C’est urgent car les villes du monde se réchauffent rapidement, souligne le nouveau rapport du GIEC : d’ici la fin du siècle, jusqu’à trois quarts des humains pourraient être exposés à un stress thermique mortel, contre un tiers aujourd’hui. Si le monde finit par se réchauffer de plus de 4 degrés Celsius d’ici l’an 2100, les travailleurs du plein air en Asie du Sud, en Afrique tropicale sub-saharienne, en Amérique centrale et du Sud pourraient voir jusqu’à 250 jours de plus par an dans des conditions de travail extrêmement chaudes. En Europe, le stress thermique affectera deux à trois fois plus de personnes si le monde se réchauffe de 3 degrés Celsius contre 1,5 degrés Celsius.
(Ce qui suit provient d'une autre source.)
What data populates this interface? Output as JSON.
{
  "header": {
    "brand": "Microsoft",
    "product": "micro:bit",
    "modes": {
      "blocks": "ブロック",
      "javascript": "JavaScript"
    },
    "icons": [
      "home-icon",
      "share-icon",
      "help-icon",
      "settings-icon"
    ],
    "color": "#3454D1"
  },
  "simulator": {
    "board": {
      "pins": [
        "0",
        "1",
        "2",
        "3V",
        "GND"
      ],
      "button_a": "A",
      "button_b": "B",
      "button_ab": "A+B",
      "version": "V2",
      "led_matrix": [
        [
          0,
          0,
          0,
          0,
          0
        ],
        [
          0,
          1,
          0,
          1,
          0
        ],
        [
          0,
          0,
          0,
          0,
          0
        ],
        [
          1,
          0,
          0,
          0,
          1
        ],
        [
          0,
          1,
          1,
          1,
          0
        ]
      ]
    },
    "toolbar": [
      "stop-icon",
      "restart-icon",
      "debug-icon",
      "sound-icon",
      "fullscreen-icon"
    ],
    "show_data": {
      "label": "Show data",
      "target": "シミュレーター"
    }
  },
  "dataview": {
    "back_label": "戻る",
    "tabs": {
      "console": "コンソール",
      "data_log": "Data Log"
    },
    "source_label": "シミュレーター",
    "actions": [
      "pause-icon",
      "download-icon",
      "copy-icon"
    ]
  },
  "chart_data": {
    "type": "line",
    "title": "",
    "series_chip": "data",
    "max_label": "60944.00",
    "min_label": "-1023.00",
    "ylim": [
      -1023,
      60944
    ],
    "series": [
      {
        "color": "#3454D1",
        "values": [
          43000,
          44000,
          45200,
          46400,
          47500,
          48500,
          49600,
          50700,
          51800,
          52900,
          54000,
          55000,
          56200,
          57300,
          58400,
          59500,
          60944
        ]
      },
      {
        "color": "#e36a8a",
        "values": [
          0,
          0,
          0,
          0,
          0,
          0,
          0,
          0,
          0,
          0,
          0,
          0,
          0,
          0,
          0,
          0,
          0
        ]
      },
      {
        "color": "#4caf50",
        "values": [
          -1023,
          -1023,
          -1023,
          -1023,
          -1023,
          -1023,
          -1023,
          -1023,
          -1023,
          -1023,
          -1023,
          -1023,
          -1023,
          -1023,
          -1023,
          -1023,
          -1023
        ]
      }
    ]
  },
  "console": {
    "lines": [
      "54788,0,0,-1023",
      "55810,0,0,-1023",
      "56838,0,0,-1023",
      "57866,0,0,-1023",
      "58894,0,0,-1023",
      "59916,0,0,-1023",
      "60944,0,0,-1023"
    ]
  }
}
L’urbanisation exposera des milliards de personnes au redoutable « effet d’îlot de chaleur urbain », dans lequel l’environnement bâti absorbe l’énergie du soleil pendant la journée et la libère lentement tout au long de la nuit. Cela peut rendre une ville beaucoup plus chaude que les zones rurales environnantes, où la végétation libère de la vapeur d’eau, transpirant essentiellement pour refroidir l’air. Dans les villes, les zones plus riches ont également plus d’arbres et sont plus fraîches que les zones plus pauvres, qui pourraient être plus industrialisées et recouvertes de béton absorbant la chaleur. À la Nouvelle-Orléans, par exemple, une équipe de scientifiques distincte a précédemment découvert qu’un quartier peut être beaucoup plus chaud qu’un autre, en grande partie à cause du manque de végétation.
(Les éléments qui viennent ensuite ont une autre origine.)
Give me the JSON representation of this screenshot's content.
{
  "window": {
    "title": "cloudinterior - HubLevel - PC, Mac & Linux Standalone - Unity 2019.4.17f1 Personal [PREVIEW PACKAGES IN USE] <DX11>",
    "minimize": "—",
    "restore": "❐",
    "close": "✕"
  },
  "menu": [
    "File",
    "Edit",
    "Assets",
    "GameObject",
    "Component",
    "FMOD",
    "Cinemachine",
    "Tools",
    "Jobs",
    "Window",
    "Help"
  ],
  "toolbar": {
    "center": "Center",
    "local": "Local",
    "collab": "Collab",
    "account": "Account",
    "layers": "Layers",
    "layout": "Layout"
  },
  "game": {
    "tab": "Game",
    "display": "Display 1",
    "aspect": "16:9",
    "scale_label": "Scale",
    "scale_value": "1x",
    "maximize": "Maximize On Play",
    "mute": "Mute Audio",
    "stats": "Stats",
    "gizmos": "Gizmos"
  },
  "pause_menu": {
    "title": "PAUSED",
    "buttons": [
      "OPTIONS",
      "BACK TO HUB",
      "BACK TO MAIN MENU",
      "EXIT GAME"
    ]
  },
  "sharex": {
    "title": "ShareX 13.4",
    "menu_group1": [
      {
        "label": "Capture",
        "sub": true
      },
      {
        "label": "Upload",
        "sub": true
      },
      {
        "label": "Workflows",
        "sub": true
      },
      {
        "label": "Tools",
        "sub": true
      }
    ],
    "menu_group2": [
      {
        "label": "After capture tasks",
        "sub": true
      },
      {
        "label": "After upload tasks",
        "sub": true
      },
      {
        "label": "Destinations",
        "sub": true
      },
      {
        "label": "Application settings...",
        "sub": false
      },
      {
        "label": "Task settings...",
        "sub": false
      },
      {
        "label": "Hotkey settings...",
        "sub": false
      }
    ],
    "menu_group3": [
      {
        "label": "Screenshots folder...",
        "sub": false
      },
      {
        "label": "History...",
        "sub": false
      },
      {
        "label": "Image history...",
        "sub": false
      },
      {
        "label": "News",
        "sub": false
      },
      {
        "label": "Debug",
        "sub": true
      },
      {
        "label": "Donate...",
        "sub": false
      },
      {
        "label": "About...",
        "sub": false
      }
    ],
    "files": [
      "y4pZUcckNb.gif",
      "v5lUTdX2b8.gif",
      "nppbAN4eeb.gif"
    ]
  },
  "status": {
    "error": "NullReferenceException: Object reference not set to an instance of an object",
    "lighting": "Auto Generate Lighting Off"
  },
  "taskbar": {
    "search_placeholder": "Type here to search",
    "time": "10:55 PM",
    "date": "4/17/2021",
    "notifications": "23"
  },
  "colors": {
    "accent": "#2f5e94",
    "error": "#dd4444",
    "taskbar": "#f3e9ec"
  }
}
Combiné à une mauvaise qualité de l’air, cela exacerbe les problèmes de santé déjà causés par les inégalités raciales et économiques, note le nouveau rapport. « Dans de nombreux endroits, le changement climatique se recoupe avec les inégalités socio-économiques existantes avec des antécédents de longue date de marginalisation de certaines populations, notamment à cause de l’héritage du colonialisme », déclare Rachel Cleetus, directrice des politiques du programme climat et énergie de l’Union of Concerned Scientists et un co-auteur du rapport. « A cause de cela, certaines personnes dans certains endroits sont encore plus exposées et à risque. » Par exemple, des températures plus élevées combinées à une augmentation des précipitations (une atmosphère plus chaude retient plus d’eau) et des inondations ont stimulé l’apparition de maladies diarrhéiques comme le choléra.
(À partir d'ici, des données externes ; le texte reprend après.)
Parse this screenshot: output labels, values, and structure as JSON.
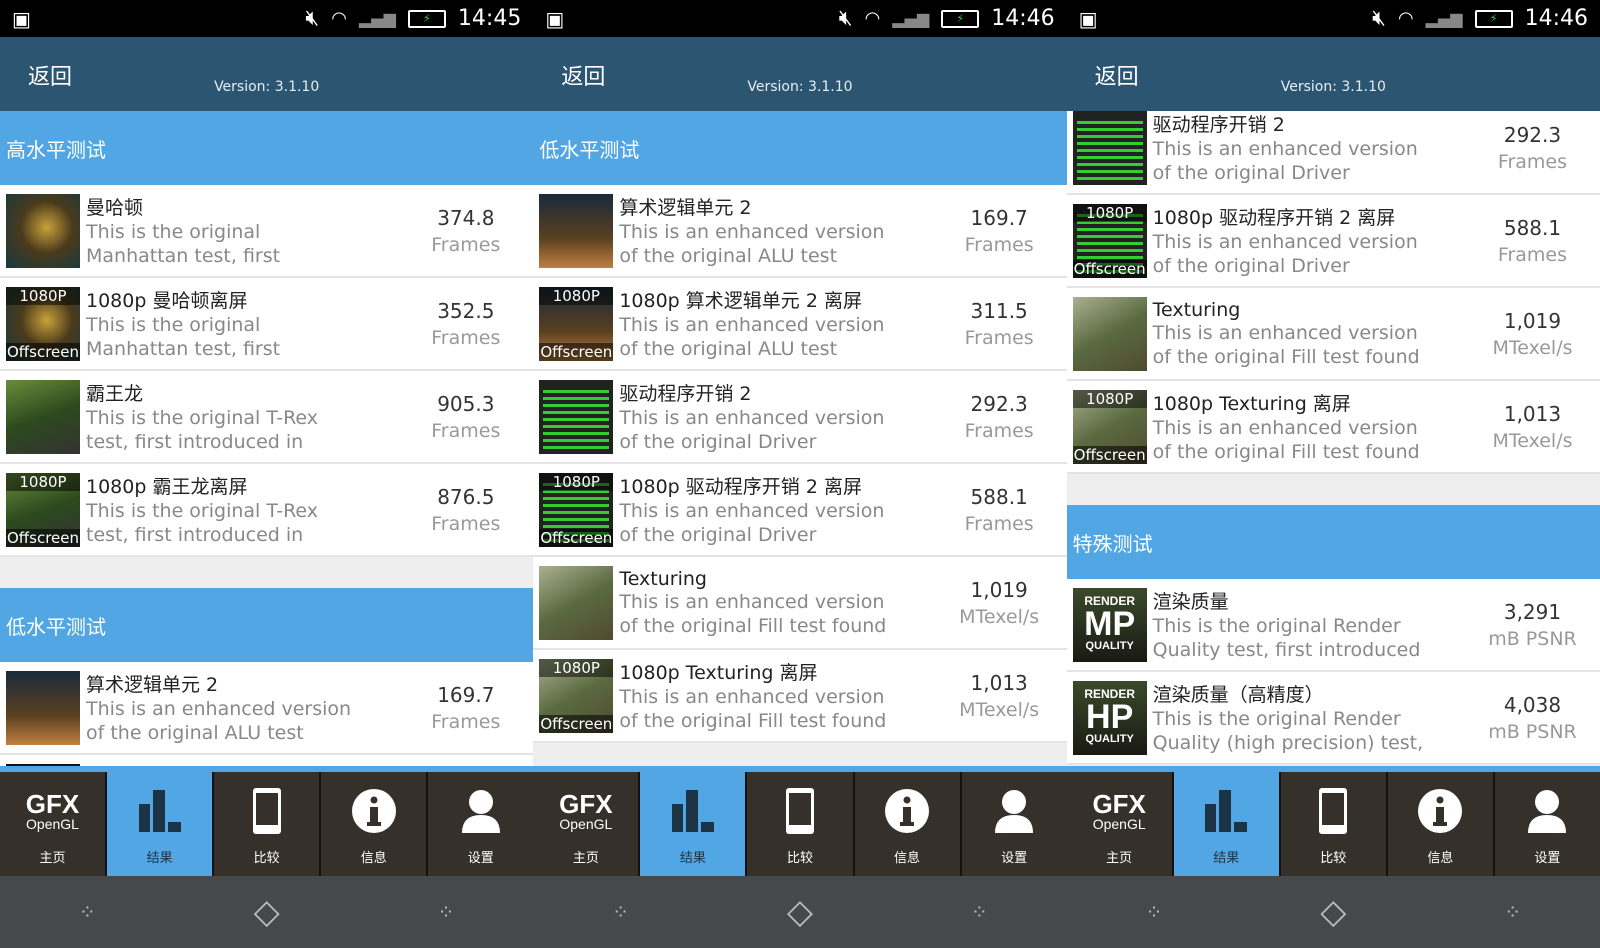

Mais le rapport note également qu’à mesure que les villes se développent, il existe une opportunité cruciale de les rendre plus équitables et plus résistantes au changement climatique. « Alors que nous investissons dans la modernisation de notre infrastructure de logements sociaux, faisons-le d’une manière tournée vers l’avenir – assurons-nous qu’elle est éconergétique », déclare Cleetus. « Il y a vraiment des opportunités de mettre à niveau notre infrastructure d’une manière qui à la fois résout les inégalités de longue date et investit également dans la résilience climatique. »

Créer plus d’espaces verts est le choix évident : cela rafraîchirait et embellirait un quartier. Mais les scientifiques expérimentent également des solutions de haute technologie comme les trottoirs réfléchissants et les peintures pour les toits, qui renvoient l’énergie du soleil dans l’espace, ou les jardins sur les toits ombragés par des panneaux solaires qui produisent de l’électricité et refroidissent un bâtiment, et les routes qui captent l’eau de pluie au lieu de simplement la navette vers la mer. Les urbanistes étudient également comment construire des infrastructures de recharge dans les quartiers les plus pauvres, ce qui encouragerait l’adoption de véhicules électriques et réduirait la pollution atmosphérique locale. Et à l’échelle nationale, le Congrès américain a envisagé de relancer le Civilian Conservation Corps de l’époque de la Dépression, qui pourrait confier aux travailleurs des tâches telles que la rénovation de bâtiments avec une meilleure isolation et des fenêtres.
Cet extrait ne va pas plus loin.